Believe it or not I learned some tricks I use daily with Google from an otherwise computer illiterate English teacher in high school: using quotes and - to modify how the search works.
I didn't search or visit anything related to these searches, and even have bocked google analytics tracker. Yet it's all the same on all my browsers, even those which were never ever logged in my google account.
I'm getting the exact same results. Thus, I doubt it's something that's personalized for you. More like generic entries when they don't have anything better to show you.
No, it's in all likelihood the the parent-son bond has been broken and the parent would like to fix that. They are both very sad, and no reference to daughters in the list? Sons may stray further or abandon their parents more than daughters.
I too was struck by the absence of "daughter." I like your explanation better than my knee-jerk assumption that people care more about sons than daughters.
Not that this isn't a cool analysis, but seems as if there's selection bias to these data. Lots of psychographic segments will never start a search with "how can I...".
This post reminded me how I always was kidding on my coworkers and friends. When working both on the same PC and needed to download some utility. I was going to Google homepage and typing:
"Dear Google, please help me. I looking for some information regarding this utility program, called XYZ. Do you, by any chance, know where from I can download it? Thank you very much in advance!"

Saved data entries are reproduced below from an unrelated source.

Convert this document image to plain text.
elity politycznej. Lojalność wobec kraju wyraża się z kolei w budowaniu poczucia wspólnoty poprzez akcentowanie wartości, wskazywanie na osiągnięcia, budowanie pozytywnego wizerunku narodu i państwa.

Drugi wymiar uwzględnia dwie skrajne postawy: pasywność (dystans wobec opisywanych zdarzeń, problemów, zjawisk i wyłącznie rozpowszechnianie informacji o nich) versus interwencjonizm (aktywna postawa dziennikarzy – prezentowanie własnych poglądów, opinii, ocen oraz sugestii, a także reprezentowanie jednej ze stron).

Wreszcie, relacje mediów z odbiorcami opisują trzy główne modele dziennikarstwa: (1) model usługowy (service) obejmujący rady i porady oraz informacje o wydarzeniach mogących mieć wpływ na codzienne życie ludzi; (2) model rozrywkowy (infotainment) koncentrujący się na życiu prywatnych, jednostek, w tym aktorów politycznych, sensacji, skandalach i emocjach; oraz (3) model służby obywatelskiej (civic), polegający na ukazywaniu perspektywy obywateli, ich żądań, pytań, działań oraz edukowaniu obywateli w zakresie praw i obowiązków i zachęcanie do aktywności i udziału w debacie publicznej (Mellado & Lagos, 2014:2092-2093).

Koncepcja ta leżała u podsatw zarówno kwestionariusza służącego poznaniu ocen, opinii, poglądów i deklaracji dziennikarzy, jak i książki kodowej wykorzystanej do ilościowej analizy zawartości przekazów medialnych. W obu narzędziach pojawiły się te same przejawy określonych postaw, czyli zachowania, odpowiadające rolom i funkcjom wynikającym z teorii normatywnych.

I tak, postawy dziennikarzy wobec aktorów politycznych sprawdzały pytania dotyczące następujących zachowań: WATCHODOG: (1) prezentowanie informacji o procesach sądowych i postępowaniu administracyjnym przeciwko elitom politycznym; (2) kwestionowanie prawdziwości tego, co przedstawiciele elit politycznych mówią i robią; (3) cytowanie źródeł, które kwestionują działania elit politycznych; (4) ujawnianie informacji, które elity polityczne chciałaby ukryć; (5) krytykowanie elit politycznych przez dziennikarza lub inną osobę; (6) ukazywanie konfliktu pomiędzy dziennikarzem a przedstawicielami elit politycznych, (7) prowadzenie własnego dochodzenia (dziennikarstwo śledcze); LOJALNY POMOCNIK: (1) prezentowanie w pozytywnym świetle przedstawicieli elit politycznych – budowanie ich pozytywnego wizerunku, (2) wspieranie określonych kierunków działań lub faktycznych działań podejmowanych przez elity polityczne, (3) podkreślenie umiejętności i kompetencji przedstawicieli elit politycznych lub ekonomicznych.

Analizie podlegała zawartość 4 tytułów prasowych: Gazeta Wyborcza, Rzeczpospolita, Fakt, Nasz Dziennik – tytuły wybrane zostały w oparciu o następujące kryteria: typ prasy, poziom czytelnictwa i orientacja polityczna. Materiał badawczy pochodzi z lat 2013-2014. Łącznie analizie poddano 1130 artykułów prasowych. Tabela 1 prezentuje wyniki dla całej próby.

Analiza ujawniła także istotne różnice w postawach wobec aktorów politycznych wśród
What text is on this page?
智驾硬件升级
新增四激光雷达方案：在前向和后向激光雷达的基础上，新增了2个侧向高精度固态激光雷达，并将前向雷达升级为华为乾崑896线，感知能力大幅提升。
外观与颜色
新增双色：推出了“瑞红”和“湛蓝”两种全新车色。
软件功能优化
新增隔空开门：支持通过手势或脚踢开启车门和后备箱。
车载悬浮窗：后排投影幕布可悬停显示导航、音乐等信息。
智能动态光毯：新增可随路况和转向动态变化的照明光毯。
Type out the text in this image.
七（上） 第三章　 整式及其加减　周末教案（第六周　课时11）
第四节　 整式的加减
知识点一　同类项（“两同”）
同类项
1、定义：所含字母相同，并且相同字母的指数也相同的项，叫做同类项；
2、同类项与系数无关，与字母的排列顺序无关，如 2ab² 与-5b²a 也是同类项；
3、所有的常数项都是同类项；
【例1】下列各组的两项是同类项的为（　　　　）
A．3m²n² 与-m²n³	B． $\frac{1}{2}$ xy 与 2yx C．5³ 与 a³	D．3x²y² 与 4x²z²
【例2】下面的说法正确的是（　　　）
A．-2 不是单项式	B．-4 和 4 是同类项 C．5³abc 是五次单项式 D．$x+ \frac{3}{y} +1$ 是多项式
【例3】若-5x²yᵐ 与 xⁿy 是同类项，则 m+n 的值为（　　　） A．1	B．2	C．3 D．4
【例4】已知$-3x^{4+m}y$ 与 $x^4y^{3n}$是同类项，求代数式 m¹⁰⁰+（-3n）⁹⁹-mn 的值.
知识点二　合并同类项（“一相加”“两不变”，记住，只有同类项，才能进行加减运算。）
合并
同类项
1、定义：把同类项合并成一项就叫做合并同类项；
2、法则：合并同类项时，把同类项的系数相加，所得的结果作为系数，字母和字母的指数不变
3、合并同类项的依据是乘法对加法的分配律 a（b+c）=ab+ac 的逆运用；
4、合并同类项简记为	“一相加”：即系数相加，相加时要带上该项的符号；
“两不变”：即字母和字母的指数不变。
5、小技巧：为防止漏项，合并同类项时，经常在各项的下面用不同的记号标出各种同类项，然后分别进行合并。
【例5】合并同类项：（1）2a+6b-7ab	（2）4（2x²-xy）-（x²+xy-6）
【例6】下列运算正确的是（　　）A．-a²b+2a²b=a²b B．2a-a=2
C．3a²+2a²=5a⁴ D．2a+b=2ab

At first I thought the numbers were number of searches, but they're not. For example, according to AdWords, "how can i be on made" is searched less than 10 times a month globally. The numbers shown are number of results.
You are absolutely right, I added a correction. What confused me, was the wording on the Google Suggest help page and the num_queries parameter name, as rbrcurtis mentioned. Please see my replies to this:
http://news.ycombinator.com/item?id=1511824
looking at the xml on the url he is using for this experiment, the tag for the number is "num_queries" which makes me think that it is, in fact, the number of queries and not the results.
view-source:http://google.com/complete/search?output=toolbar&q=how%2...
What seems incongruous with this to me is that they also filter many (non-explicit) gay-related searches.
For example, typing "is my son" yields:
is my son autistic? is my son smoking pot? is my son ready for kindergarten? is my son gifted?
Doing a google trends search for these four phrases along with "is my son gay?" shows that the gay query is dramatically more popular: http://bit.ly/aPNHxO
It seems like in some of those cases, knowing that others are searching the same thing could provide some comfort. I'm not sure why Google filters these queries.